ROMA – Si taglieranno lo stipendio del 30%, da 13.500 a 9.500 euro netti circa. Rinunciano agli appartamenti che pure spetterebbero loro. Vogliono far lavorare i parlamentari 5 giorni a settimana, come lavoratori qualunque, visto che fino a oggi la mini-settimana degli onorevoli è stata prassi accettata. Laura Boldrini e Pietro Grasso, nuovi presidenti di Camera e Senato, hanno annunciato un revisione profonda delle spese dei due rami del Parlamento.
Oltre ai loro stipendi e case pensano ad altri obiettivi, nobili ma difficilmente attuabili sugli onorevoli appena eletti: tagliare fino al 50% le “spese relative al trattamento economico complessivo”, ovvero lo stipendio; tagliare del 30% i soldi che vanno ai parlamentari con cariche interne; “invitare” i dipendenti di Camera e Senato a darsi una sforbiciata del 30% a stipendi e pensioni. Tagli di questo genere non sono da certo da oggi nell’agenda di un governo, ma chiunque abbia provato a metterli in pratica sa che, per legge, non si può ridurre, unilateralmente, il trattamento economico di un dipendente.

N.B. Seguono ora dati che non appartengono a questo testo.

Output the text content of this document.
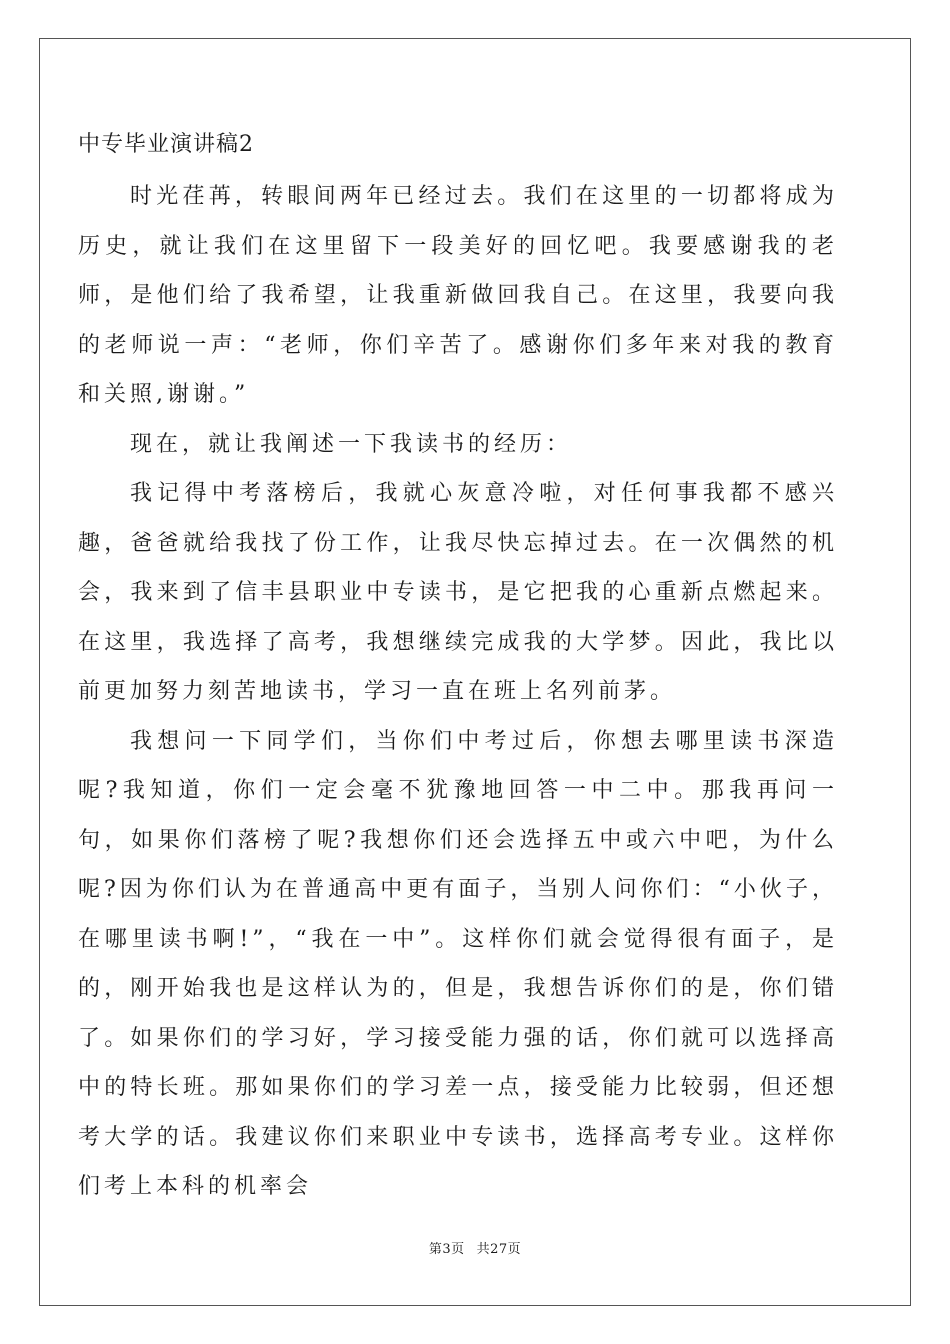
中专毕业演讲稿2

时光荏苒，转眼间两年已经过去。我们在这里的一切都将成为历史，就让我们在这里留下一段美好的回忆吧。我要感谢我的老师，是他们给了我希望，让我重新做回我自己。在这里，我要向我的老师说一声：“老师，你们辛苦了。感谢你们多年来对我的教育和关照,谢谢。”

现在，就让我阐述一下我读书的经历：

我记得中考落榜后，我就心灰意冷啦，对任何事我都不感兴趣，爸爸就给我找了份工作，让我尽快忘掉过去。在一次偶然的机会，我来到了信丰县职业中专读书，是它把我的心重新点燃起来。在这里，我选择了高考，我想继续完成我的大学梦。因此，我比以前更加努力刻苦地读书，学习一直在班上名列前茅。

我想问一下同学们，当你们中考过后，你想去哪里读书深造呢?我知道，你们一定会毫不犹豫地回答一中二中。那我再问一句，如果你们落榜了呢?我想你们还会选择五中或六中吧，为什么呢?因为你们认为在普通高中更有面子，当别人问你们：“小伙子，在哪里读书啊!”，“我在一中”。这样你们就会觉得很有面子，是的，刚开始我也是这样认为的，但是，我想告诉你们的是，你们错了。如果你们的学习好，学习接受能力强的话，你们就可以选择高中的特长班。那如果你们的学习差一点，接受能力比较弱，但还想考大学的话。我建议你们来职业中专读书，选择高考专业。这样你们考上本科的机率会

第3页 共27页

E così, come la riforma delle pensioni dei parlamentari firmata Fornero è stata fatta a beneficio degli eletti di questa legislatura (e non di quella all’epoca in corso), è possibile che i tagli che Boldrini e Grasso vorranno attuare toccheranno gli onorevoli di domani. Oltre a questo, i nuovi presidenti hanno però messo giù qualche altra idea per ridurre le spese. Ad esempio cancellare le spese di rappresentanza e ridurre del 50% le dotazioni delle segreterie. E, soprattutto, eliminare tutti i rimborsi forfettari e darli solo a piè di lista, dietro presentazione di documenti motivanti e quindi scontrini.
Novità anche per i collaboratori dei parlamentari, i portaborse storicamente in nero: per avere i soldi l’onorevole dovrà presentare il contratto di assunzione dell’assistente.